Selma starts in 1964 when King was about to receive the Nobel Peace Prize and at the film's close it is mentioned that he would die at the hands of an assassin in 1968 aged only thirty-nine. However, rather than embracing a broader canvas, this film opts to concentrate on one short period in King's life when an election was coming up in Selma, this at a time when the state governor, George Wallace (Tim Roth), was being outspoken in his reactionary views as to how black people should be treated. King, deeply concerned to ensure that black citizens should have effective voting rights, chose to speak out on this issue in Selma and specially travelled there to do so.

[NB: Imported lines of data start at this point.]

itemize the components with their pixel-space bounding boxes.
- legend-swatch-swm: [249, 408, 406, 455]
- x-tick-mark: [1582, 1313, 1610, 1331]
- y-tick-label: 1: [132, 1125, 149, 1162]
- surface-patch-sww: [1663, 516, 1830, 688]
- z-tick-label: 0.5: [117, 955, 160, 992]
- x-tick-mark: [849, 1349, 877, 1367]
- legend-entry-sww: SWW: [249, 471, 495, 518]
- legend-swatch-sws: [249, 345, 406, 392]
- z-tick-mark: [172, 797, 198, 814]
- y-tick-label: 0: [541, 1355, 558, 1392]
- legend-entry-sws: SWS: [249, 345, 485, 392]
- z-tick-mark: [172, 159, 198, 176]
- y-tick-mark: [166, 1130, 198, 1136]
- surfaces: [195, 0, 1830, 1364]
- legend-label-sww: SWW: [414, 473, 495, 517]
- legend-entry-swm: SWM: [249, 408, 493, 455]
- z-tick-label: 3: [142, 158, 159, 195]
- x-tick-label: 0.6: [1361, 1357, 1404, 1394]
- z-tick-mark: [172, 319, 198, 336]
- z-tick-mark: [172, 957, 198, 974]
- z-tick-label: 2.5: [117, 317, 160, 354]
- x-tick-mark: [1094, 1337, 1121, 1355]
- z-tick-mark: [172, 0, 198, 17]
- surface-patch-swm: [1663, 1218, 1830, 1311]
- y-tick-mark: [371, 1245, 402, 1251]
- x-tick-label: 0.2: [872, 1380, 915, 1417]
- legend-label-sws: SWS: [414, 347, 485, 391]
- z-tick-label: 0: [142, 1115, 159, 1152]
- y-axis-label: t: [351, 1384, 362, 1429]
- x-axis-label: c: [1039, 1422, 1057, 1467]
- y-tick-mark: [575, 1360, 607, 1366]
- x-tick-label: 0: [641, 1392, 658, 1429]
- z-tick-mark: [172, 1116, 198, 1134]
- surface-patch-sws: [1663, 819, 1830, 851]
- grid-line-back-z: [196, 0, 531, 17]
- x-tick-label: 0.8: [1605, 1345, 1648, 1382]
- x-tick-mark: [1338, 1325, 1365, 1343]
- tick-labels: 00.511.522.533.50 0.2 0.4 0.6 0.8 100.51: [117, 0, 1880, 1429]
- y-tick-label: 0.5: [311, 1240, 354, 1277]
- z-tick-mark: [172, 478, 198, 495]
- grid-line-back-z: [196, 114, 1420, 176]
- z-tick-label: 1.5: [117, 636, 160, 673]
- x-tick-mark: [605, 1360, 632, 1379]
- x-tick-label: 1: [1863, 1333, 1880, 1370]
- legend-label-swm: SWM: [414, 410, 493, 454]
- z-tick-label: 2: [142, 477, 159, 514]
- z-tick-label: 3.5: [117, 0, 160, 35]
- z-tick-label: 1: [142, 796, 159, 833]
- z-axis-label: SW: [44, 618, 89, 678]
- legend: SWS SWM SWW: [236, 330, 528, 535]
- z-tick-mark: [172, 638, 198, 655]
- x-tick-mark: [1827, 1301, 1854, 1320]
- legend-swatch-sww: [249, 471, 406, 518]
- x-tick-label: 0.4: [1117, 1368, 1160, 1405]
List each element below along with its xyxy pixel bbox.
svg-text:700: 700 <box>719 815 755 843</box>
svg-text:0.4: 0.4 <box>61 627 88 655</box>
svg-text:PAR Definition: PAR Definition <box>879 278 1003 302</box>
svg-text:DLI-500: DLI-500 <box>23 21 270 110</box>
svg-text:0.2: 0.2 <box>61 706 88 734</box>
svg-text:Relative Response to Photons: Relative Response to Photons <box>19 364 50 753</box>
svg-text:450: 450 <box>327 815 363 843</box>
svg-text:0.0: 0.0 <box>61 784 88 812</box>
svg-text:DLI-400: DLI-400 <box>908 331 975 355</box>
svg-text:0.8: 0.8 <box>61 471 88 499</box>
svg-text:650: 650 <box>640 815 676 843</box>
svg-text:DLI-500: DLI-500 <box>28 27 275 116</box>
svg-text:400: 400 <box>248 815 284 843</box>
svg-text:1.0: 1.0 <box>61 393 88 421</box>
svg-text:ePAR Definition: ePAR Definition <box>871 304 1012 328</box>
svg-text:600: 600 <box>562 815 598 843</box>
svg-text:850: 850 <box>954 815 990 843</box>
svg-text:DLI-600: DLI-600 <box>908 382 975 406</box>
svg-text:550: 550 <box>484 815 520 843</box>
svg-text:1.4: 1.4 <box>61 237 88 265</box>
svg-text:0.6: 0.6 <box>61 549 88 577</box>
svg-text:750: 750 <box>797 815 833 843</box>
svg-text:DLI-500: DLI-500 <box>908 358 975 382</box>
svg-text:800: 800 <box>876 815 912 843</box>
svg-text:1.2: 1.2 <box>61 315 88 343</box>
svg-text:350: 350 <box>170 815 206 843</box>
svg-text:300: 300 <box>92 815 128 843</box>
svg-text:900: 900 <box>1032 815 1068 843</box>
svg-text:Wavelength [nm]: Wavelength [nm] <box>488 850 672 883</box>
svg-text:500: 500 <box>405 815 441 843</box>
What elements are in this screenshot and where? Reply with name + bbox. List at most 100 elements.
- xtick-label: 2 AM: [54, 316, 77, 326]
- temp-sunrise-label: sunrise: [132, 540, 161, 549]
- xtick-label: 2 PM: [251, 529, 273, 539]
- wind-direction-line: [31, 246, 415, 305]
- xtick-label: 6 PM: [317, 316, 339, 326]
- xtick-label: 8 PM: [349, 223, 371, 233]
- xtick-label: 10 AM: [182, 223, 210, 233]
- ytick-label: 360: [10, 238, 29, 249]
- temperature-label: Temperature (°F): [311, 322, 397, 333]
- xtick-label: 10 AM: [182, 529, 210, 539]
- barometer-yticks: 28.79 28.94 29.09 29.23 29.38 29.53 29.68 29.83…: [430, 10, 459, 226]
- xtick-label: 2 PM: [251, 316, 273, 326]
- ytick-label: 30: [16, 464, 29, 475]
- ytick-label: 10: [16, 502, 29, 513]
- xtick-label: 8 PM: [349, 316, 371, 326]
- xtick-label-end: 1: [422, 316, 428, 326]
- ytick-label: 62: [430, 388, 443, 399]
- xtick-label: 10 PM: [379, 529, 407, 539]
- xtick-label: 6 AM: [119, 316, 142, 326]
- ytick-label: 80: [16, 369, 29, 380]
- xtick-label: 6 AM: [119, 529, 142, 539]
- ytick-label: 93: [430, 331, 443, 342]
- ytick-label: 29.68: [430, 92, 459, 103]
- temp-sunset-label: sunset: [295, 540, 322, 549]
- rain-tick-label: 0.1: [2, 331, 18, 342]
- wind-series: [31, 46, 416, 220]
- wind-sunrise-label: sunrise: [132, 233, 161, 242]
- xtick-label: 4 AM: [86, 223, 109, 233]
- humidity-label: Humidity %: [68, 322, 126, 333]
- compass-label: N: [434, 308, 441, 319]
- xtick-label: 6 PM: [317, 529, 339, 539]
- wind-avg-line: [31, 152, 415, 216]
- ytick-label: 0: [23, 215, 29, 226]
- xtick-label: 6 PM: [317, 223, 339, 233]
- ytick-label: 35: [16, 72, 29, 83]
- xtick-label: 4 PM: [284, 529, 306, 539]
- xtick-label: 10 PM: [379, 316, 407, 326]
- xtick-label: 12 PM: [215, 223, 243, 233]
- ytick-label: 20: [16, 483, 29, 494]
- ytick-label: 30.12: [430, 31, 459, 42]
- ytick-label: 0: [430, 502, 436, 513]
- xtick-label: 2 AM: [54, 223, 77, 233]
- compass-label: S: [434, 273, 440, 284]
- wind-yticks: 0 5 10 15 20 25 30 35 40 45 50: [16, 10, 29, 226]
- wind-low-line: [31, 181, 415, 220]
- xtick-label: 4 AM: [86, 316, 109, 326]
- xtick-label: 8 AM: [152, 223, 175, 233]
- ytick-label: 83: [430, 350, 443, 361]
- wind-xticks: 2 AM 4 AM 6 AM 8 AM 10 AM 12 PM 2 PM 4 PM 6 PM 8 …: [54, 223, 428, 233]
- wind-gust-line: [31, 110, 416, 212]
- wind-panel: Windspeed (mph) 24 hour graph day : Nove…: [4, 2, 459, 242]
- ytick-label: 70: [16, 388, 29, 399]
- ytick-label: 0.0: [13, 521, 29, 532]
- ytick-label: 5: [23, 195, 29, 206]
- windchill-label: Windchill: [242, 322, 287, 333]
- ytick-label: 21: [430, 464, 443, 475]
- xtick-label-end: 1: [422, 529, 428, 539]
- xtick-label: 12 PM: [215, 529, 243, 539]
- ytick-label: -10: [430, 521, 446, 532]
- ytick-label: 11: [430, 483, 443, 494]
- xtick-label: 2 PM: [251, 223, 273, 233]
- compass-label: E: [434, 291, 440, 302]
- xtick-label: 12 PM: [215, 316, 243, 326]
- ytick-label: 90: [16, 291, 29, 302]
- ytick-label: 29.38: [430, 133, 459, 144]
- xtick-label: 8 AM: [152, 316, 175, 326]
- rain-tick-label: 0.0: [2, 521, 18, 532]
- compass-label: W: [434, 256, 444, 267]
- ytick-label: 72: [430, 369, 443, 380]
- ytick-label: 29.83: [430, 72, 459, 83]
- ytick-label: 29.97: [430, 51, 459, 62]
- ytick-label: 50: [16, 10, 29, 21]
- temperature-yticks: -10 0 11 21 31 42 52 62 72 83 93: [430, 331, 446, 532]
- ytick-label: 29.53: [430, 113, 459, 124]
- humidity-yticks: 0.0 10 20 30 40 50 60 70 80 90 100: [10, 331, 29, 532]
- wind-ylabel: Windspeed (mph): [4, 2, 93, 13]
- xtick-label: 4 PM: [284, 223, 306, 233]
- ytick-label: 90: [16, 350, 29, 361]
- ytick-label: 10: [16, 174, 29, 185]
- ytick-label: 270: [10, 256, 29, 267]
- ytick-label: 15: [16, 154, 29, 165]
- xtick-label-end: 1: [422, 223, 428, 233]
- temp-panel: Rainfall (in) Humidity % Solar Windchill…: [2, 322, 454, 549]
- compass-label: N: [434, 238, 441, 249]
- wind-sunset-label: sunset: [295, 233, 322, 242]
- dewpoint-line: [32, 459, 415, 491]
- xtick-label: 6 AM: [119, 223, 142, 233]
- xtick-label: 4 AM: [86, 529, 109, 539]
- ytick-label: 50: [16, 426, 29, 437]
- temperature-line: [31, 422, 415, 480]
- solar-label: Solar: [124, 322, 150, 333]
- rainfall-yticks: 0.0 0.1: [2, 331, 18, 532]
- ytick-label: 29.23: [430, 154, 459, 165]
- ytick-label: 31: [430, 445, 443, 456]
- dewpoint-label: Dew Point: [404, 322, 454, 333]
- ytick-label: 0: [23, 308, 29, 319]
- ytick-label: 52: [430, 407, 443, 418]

Other figures in the story include King's wife, Coretta (Carmen Ejogo), President Lyndon B. Johnson (Tom Wilkinson) and  the FBI's notorious J. Edgar Hoover (Dylan Baker), but it is events in Selma itself that are at the centre of this film. They would include more than one march through the streets and a court hearing. These elements provide the film lasting just over two hours with more than one potential climax which is a slight disadvantage (those more familiar with the events than I was will, of course, know when there is still more to come). However, this is to quibble and in its chosen traditional style Selma is a commanding and compelling film. All the actors do well, but there must be special praise for Oyelowo who sustains the  central role effortlessly and for Wilkinson whose supporting  performance as the President finds him at his most persuasive.

MANSEL STIMPSON

Cast
: David Oyelowo, Tom Wilkinson, Carmen Ejogo, Giovanni Ribisi, Alessandro Nivola, Cuba Gooding Jr, Tim Roth, Oprah Winfrey, Dylan Baker, Lorraine Toussaint, Wendell Pierce, Ruben Santiago-Hudson, Martin Sheen, Stephen Root.

Dir Ava DuVernay, Pro Christian Colson, Oprah Winfrey, Dede Gardner and Jeremy Kleiner, Screenplay Paul Webb, PhBradford Young, Pro Des Mark Friedberg, Ed Spencer Averick, Music Jason Moran, Costumes Ruth E. Carter.

Pathé/Harpo Films/Plan B/Cloud Eight Films/Ingenious Media-Pathé.
128 mins. UK/USA. 2014. Rel: 6 February 2015. Cert. 12A.